Шел дождь — это чья-то простая душа
пеклась о платане, чернеющем сухо.
Я знал о дожде. Но чрезмерность дождя
была впечатленьем не тела, а слуха.
Не помнило тело про сырость одежд,
но слух оценил этой влаги избыток.
Как громко! Как звонко! Как долго!
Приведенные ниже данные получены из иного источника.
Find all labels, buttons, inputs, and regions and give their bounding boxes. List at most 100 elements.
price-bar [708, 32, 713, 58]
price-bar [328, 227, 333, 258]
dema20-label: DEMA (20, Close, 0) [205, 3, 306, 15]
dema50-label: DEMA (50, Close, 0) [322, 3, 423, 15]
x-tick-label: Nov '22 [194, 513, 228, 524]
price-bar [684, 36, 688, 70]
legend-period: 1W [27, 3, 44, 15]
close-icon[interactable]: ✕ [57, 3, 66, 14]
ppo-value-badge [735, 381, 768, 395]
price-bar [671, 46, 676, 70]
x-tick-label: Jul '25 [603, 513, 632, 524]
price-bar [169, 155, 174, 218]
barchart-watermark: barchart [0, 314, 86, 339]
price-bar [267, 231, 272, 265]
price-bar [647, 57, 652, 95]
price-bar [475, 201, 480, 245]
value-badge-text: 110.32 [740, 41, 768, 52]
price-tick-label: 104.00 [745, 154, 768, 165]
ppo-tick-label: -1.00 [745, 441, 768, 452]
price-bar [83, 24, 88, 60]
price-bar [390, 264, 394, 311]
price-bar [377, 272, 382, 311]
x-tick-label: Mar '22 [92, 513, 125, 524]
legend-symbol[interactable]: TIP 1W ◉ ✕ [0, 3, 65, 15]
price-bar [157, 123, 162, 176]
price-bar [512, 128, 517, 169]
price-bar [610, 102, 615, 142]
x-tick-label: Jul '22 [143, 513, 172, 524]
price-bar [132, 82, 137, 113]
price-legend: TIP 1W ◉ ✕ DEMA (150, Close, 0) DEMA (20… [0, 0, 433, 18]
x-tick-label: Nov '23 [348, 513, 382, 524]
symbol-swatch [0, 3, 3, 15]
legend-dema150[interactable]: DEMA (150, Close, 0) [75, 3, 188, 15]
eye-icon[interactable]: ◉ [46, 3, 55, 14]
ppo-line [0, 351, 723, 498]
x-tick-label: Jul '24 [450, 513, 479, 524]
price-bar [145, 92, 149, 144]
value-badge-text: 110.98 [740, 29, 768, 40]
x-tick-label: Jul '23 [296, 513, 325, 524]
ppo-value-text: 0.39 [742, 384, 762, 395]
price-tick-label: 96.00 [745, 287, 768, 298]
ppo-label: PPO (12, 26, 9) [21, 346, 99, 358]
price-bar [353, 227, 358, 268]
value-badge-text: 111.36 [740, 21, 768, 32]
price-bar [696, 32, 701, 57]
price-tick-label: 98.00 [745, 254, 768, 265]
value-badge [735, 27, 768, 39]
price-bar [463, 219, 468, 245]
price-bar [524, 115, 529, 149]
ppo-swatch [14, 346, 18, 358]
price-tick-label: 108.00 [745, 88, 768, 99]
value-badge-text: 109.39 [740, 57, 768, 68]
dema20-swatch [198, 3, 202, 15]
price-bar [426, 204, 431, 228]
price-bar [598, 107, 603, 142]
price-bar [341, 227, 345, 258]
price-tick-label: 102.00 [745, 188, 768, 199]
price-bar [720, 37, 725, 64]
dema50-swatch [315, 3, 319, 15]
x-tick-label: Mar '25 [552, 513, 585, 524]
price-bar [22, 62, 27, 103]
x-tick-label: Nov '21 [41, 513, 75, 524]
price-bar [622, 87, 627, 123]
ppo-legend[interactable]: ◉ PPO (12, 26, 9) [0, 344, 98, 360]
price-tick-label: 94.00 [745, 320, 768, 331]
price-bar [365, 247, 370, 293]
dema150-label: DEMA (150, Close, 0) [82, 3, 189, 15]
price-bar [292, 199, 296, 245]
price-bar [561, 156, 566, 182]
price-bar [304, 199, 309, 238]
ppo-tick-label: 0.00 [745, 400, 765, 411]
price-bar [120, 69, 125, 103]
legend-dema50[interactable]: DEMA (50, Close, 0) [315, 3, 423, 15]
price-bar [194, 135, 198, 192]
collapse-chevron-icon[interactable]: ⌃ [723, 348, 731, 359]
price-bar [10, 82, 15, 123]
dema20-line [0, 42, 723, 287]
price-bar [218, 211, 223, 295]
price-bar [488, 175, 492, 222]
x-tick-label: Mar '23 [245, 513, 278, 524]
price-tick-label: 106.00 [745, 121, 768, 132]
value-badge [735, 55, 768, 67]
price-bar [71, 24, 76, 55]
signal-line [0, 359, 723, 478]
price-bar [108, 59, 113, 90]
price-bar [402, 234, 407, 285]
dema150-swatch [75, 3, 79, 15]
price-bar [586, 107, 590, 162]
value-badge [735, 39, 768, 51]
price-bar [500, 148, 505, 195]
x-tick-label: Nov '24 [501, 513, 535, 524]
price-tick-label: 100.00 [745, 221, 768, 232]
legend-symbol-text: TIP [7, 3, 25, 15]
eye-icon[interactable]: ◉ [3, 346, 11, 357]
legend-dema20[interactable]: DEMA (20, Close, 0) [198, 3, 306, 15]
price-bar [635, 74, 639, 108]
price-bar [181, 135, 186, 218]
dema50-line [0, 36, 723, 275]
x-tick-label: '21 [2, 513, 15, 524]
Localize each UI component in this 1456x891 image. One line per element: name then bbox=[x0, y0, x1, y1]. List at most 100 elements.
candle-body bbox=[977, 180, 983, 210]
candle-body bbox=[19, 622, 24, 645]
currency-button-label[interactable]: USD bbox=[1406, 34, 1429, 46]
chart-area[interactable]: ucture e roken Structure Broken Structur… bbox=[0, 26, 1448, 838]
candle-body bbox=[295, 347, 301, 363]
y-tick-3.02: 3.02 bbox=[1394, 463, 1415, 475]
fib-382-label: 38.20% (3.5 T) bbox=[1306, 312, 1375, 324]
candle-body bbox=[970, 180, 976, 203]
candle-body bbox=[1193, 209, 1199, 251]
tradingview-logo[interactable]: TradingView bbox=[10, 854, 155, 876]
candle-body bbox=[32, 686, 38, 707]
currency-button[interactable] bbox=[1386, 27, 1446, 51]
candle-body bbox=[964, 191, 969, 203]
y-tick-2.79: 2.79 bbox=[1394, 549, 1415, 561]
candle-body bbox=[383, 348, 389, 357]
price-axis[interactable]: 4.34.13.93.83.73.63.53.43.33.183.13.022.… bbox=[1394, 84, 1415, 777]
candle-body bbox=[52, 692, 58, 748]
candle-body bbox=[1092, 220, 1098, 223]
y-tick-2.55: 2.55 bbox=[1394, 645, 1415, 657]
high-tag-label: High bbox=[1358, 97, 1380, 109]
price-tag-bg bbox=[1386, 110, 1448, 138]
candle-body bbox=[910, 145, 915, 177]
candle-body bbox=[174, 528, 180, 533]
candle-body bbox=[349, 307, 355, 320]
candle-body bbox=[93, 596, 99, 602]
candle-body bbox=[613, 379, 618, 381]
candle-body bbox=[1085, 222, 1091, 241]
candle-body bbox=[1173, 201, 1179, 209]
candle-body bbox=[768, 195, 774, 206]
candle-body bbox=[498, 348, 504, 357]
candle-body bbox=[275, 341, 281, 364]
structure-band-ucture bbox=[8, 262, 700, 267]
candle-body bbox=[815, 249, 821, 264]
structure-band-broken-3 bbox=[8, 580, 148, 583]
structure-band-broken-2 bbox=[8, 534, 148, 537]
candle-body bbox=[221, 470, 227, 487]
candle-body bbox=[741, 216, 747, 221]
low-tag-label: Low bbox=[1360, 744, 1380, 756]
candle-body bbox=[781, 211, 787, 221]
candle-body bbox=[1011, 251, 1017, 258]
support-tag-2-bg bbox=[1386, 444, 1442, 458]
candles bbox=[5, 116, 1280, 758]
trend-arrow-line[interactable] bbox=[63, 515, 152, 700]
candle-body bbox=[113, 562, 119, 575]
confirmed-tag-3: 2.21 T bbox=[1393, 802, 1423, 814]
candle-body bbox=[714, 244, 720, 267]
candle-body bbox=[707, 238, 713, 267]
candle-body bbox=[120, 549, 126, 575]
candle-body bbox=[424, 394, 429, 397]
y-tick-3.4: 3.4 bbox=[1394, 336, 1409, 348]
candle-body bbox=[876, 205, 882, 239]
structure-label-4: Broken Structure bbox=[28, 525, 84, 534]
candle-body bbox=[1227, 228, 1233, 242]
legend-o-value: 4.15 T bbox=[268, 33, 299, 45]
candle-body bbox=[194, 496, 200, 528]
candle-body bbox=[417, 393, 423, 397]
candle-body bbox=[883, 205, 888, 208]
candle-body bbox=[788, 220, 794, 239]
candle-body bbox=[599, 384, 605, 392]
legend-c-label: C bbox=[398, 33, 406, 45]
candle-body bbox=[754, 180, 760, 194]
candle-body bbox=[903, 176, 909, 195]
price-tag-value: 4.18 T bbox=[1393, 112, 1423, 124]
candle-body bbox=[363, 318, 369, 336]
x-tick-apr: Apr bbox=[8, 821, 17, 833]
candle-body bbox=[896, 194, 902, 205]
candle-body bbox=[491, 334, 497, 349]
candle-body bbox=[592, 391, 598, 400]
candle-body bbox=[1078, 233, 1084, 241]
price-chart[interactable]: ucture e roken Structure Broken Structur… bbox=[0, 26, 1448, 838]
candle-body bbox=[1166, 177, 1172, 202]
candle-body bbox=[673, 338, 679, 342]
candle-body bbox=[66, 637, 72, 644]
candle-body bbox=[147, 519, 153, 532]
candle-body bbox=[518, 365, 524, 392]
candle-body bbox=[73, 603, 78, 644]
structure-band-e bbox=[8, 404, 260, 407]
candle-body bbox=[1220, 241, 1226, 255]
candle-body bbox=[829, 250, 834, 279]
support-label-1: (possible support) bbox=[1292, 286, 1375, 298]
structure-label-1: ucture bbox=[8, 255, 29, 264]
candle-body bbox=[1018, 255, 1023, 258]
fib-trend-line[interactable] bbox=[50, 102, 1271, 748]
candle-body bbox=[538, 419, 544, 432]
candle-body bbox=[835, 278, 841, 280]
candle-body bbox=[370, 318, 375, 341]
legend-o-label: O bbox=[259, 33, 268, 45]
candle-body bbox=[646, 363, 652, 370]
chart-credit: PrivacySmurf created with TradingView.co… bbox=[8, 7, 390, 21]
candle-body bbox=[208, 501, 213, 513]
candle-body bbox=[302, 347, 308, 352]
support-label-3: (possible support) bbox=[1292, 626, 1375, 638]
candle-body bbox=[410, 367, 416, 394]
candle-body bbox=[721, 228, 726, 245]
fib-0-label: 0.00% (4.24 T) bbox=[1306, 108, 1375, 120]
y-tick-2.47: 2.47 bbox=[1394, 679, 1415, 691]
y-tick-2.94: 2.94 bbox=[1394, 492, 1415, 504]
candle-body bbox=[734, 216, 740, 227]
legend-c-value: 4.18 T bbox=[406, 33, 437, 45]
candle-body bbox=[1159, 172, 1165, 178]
О, где ж
спасенье от капель, о землю разбитых!
Я видел: процессии горестный горб
влачится, и струи небесные льются,
и в сумерках скромных сверкающий гроб
взошел, как огромная черная люстра.
Быть может, затем малый шорох земной
казался мне грубым и острым предметом,
что тот, кто терпел его вместе со мной,
теперь не умел мне способствовать в этом.
Не знаю, кто был он, кого он любил,
но как же в награду за сходство, за странность,
что жил он, со мною дыханье делил,
не умер я — с ним разделить бездыханность!
И я не покаран был, а покорен
той малостью, что мимолетна на свете.
Есть в плаче над горем чужих похорон
слеза о родимости собственной смерти.
Бессмертья желала душа и лгала,
хитросплетенья дождя расплетала,
и капли, созревшие в колокола,
раскачивались и срывались с платана.